🤖 AI Summary
Automated coding of conversational data faces challenges due to high contextual complexity and large language models’ (LLMs) difficulty in accurately modeling the interplay between communicative acts and underlying events. To address this, we propose an LLM-assisted deductive coding framework featuring: (1) a novel dual-path prediction mechanism—role-specific prompting and chain-of-thought reasoning; (2) context representation explicitly grounded in joint modeling of communicative acts and events; and (3) cross-model collaborative coding (leveraging GPT-4-turbo, GPT-4o, and DeepSeek) coupled with event–act association-driven consistency verification, performed by GPT-4o. Experiments demonstrate substantial improvements in coding accuracy: act-level predictions consistently outperform event-level ones, and contextual consistency verification yields significant performance gains. This work establishes a scalable, high-fidelity automated coding paradigm for qualitative conversational analysis.
📝 Abstract
Dialogue data has been a key source for understanding learning processes, offering critical insights into how students engage in collaborative discussions and how these interactions shape their knowledge construction. The advent of Large Language Models (LLMs) has introduced promising opportunities for advancing qualitative research, particularly in the automated coding of dialogue data.

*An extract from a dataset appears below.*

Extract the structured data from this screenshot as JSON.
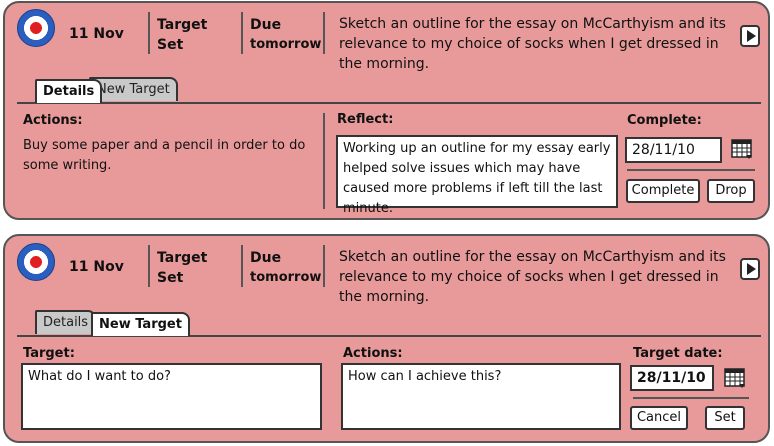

However, the inherent contextual complexity of dialogue presents unique challenges for these models, especially in understanding and interpreting complex contextual information. This study addresses these challenges by developing a novel LLM-assisted automated coding approach for dialogue data. The novelty of our proposed framework is threefold: 1) We predict the code for an utterance based on dialogue-specific characteristics -- communicative acts and communicative events -- using separate prompts following the role prompts and chain-of-thoughts methods; 2) We engaged multiple LLMs including GPT-4-turbo, GPT-4o, DeepSeek in collaborative code prediction; 3) We leveraged the interrelation between events and acts to implement consistency checking using GPT-4o. In particular, our contextual consistency checking provided a substantial accuracy improvement. We also found the accuracy of act predictions was consistently higher than that of event predictions. This study contributes a new methodological framework for enhancing the precision of automated coding of dialogue data as well as offers a scalable solution for addressing the contextual challenges inherent in dialogue analysis.